Aさんは半年後に開かれる展示会のために、他の仕事をすべて断って、渾身の力を込めて展示会用の15点ほどの作品を制作し、その会社に納品しました。もちろん事務所に直接行って納めたそうです。

納品後、Aさんは、たまっていた仕事をやっつけなければならないので、展示会には行きませんでした。

ところが・・・・

展示会が終わり、数日を過ぎても、担当者から連絡がありません。Aさんは不安になって、担当者の携帯と会社に電話で連絡を取ってみた所、いずれも
 
「この電話番号は現在使われておりません。」・・・・・。

嫌な予感がしたAさんは事務所に直接行ってみました。事務所の看板はなくなっており、もぬけの殻になっていました。まさか・・・・。
あとは皆さんのご想像どおりです。

もし、Aさんが展示会場に見に行っていたとしても、気づくのが早いか遅いかの違いだけだったでしょう。

会社がいったん作品をお預かりし、売れた分の代金を後日支払う約束になっていました。売れ残った分は相談の上、会社が買い取るか、返品するか決めるということになっていたそうです。もちろん委託販売の契約書類、預り証、展示品の明細票も発行されましたが、架空の会社では、ただの紙くずです。

その展示会は”富裕層が対象”、との触れ込みだったため、もちろん制作したのは、高級ジュエリーで、高価な宝石代や地金代も貯金を使い果たしての持ち出しです。個人経営なのに、あまりにも痛すぎます。



偽装のオフィスを借りたり、会社案内や展示会の招待状(それには過去の展示会の盛況な様子まで写真に載っていた。)まで作ったりして、これは単独ではなく組織犯でしょう。
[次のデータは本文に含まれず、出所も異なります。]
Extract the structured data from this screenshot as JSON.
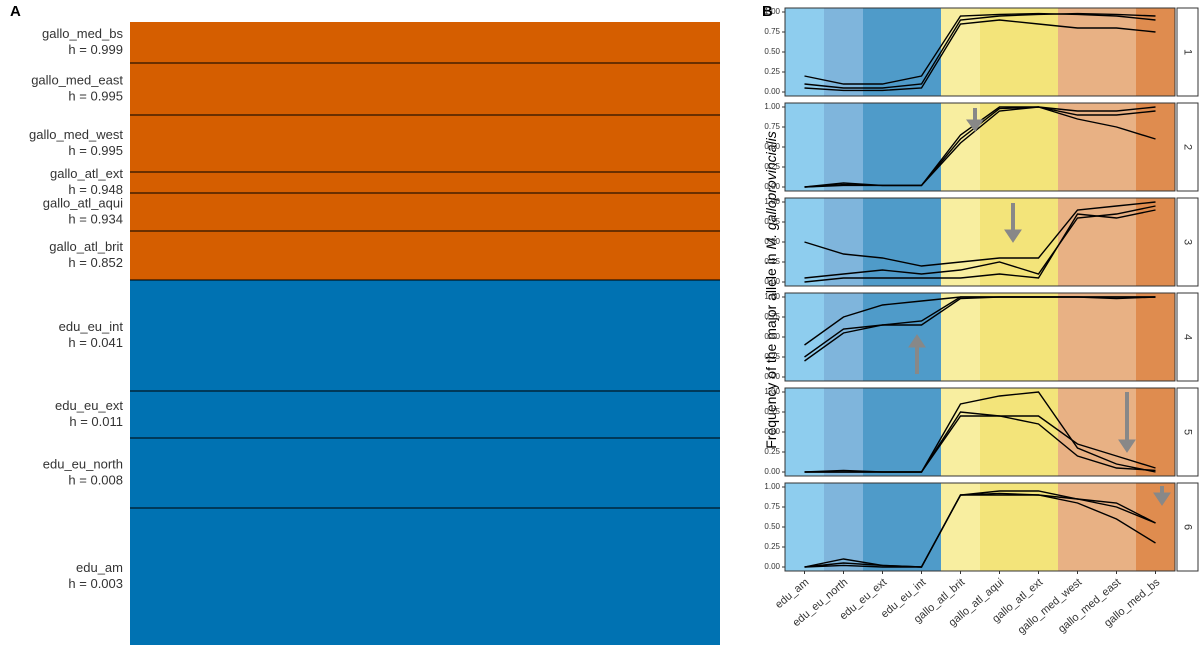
{
  "panel_a": {
    "label": "A",
    "populations": [
      {
        "name": "gallo_med_bs",
        "h": "h = 0.999",
        "color": "#d55e00"
      },
      {
        "name": "gallo_med_east",
        "h": "h = 0.995",
        "color": "#d55e00"
      },
      {
        "name": "gallo_med_west",
        "h": "h = 0.995",
        "color": "#d55e00"
      },
      {
        "name": "gallo_atl_ext",
        "h": "h = 0.948",
        "color": "#d55e00"
      },
      {
        "name": "gallo_atl_aqui",
        "h": "h = 0.934",
        "color": "#d55e00"
      },
      {
        "name": "gallo_atl_brit",
        "h": "h = 0.852",
        "color": "#d55e00"
      },
      {
        "name": "edu_eu_int",
        "h": "h = 0.041",
        "color": "#0072b2"
      },
      {
        "name": "edu_eu_ext",
        "h": "h = 0.011",
        "color": "#0072b2"
      },
      {
        "name": "edu_eu_north",
        "h": "h = 0.008",
        "color": "#0072b2"
      },
      {
        "name": "edu_am",
        "h": "h = 0.003",
        "color": "#0072b2"
      }
    ]
  },
  "chart_data": {
    "type": "line",
    "panel_label": "B",
    "y_label": [
      "Frequency of the major allele in ",
      "M. galloprovincialis"
    ],
    "categories": [
      "edu_am",
      "edu_eu_north",
      "edu_eu_ext",
      "edu_eu_int",
      "gallo_atl_brit",
      "gallo_atl_aqui",
      "gallo_atl_ext",
      "gallo_med_west",
      "gallo_med_east",
      "gallo_med_bs"
    ],
    "band_colors": [
      "#8ecdee",
      "#7fb5dc",
      "#4f9bc9",
      "#4f9bc9",
      "#f8eea0",
      "#f3e47a",
      "#f3e47a",
      "#e8b184",
      "#e8b184",
      "#df8c4f"
    ],
    "ylim": [
      0,
      1
    ],
    "yticks": [
      {
        "value": 0,
        "label": "0.00"
      },
      {
        "value": 0.25,
        "label": "0.25"
      },
      {
        "value": 0.5,
        "label": "0.50"
      },
      {
        "value": 0.75,
        "label": "0.75"
      },
      {
        "value": 1,
        "label": "1.00"
      }
    ],
    "facets": [
      {
        "label": "1",
        "series": [
          {
            "color": "#000000",
            "values": [
              0.2,
              0.1,
              0.1,
              0.2,
              0.95,
              0.97,
              0.98,
              0.97,
              0.95,
              0.9
            ]
          },
          {
            "color": "#000000",
            "values": [
              0.1,
              0.05,
              0.05,
              0.1,
              0.9,
              0.95,
              0.97,
              0.98,
              0.97,
              0.95
            ]
          },
          {
            "color": "#000000",
            "values": [
              0.05,
              0.02,
              0.02,
              0.05,
              0.85,
              0.9,
              0.85,
              0.8,
              0.8,
              0.75
            ]
          }
        ]
      },
      {
        "label": "2",
        "series": [
          {
            "color": "#000000",
            "values": [
              0,
              0.02,
              0.02,
              0.02,
              0.65,
              1,
              1,
              0.95,
              0.95,
              1
            ]
          },
          {
            "color": "#000000",
            "values": [
              0,
              0.05,
              0.02,
              0.02,
              0.6,
              0.98,
              1,
              0.85,
              0.75,
              0.6
            ]
          },
          {
            "color": "#000000",
            "values": [
              0,
              0.03,
              0.02,
              0.02,
              0.55,
              0.95,
              1,
              0.9,
              0.9,
              0.95
            ]
          }
        ]
      },
      {
        "label": "3",
        "series": [
          {
            "color": "#000000",
            "values": [
              0.5,
              0.35,
              0.3,
              0.2,
              0.25,
              0.3,
              0.3,
              0.9,
              0.95,
              1
            ]
          },
          {
            "color": "#000000",
            "values": [
              0.05,
              0.1,
              0.15,
              0.1,
              0.15,
              0.25,
              0.1,
              0.8,
              0.85,
              0.95
            ]
          },
          {
            "color": "#000000",
            "values": [
              0,
              0.05,
              0.05,
              0.05,
              0.05,
              0.1,
              0.05,
              0.85,
              0.8,
              0.9
            ]
          }
        ]
      },
      {
        "label": "4",
        "series": [
          {
            "color": "#000000",
            "values": [
              0.4,
              0.75,
              0.9,
              0.95,
              1,
              1,
              1,
              1,
              1,
              1
            ]
          },
          {
            "color": "#000000",
            "values": [
              0.25,
              0.6,
              0.65,
              0.7,
              1,
              1,
              1,
              1,
              0.98,
              1
            ]
          },
          {
            "color": "#000000",
            "values": [
              0.2,
              0.55,
              0.65,
              0.65,
              0.98,
              1,
              1,
              1,
              1,
              1
            ]
          }
        ]
      },
      {
        "label": "5",
        "series": [
          {
            "color": "#000000",
            "values": [
              0,
              0,
              0,
              0,
              0.85,
              0.95,
              1,
              0.3,
              0.1,
              0
            ]
          },
          {
            "color": "#000000",
            "values": [
              0,
              0.02,
              0,
              0,
              0.75,
              0.7,
              0.6,
              0.2,
              0.05,
              0.02
            ]
          },
          {
            "color": "#000000",
            "values": [
              0,
              0,
              0,
              0,
              0.7,
              0.7,
              0.7,
              0.35,
              0.2,
              0.05
            ]
          }
        ]
      },
      {
        "label": "6",
        "series": [
          {
            "color": "#000000",
            "values": [
              0,
              0.1,
              0.02,
              0,
              0.9,
              0.95,
              0.95,
              0.85,
              0.8,
              0.55
            ]
          },
          {
            "color": "#000000",
            "values": [
              0,
              0.05,
              0.02,
              0,
              0.9,
              0.92,
              0.9,
              0.85,
              0.75,
              0.55
            ]
          },
          {
            "color": "#000000",
            "values": [
              0,
              0.02,
              0,
              0,
              0.9,
              0.9,
              0.9,
              0.8,
              0.6,
              0.3
            ]
          }
        ]
      }
    ]
  }
}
どんな詐欺罪でも同じことがいえますが、”向こうから来た美味しい話には気をつけろ”、ということしかないですね。・・・というか、そんな高額商品の委託販売は危険すぎます。いったん全部買い取ってもらい、売れなかった分を返金・返品する、それなら被害が食い止められたでしょう。(ごめんなさい、私、宝飾の販売はまるでシロウトですんで、業界のジョウシキをしりません。)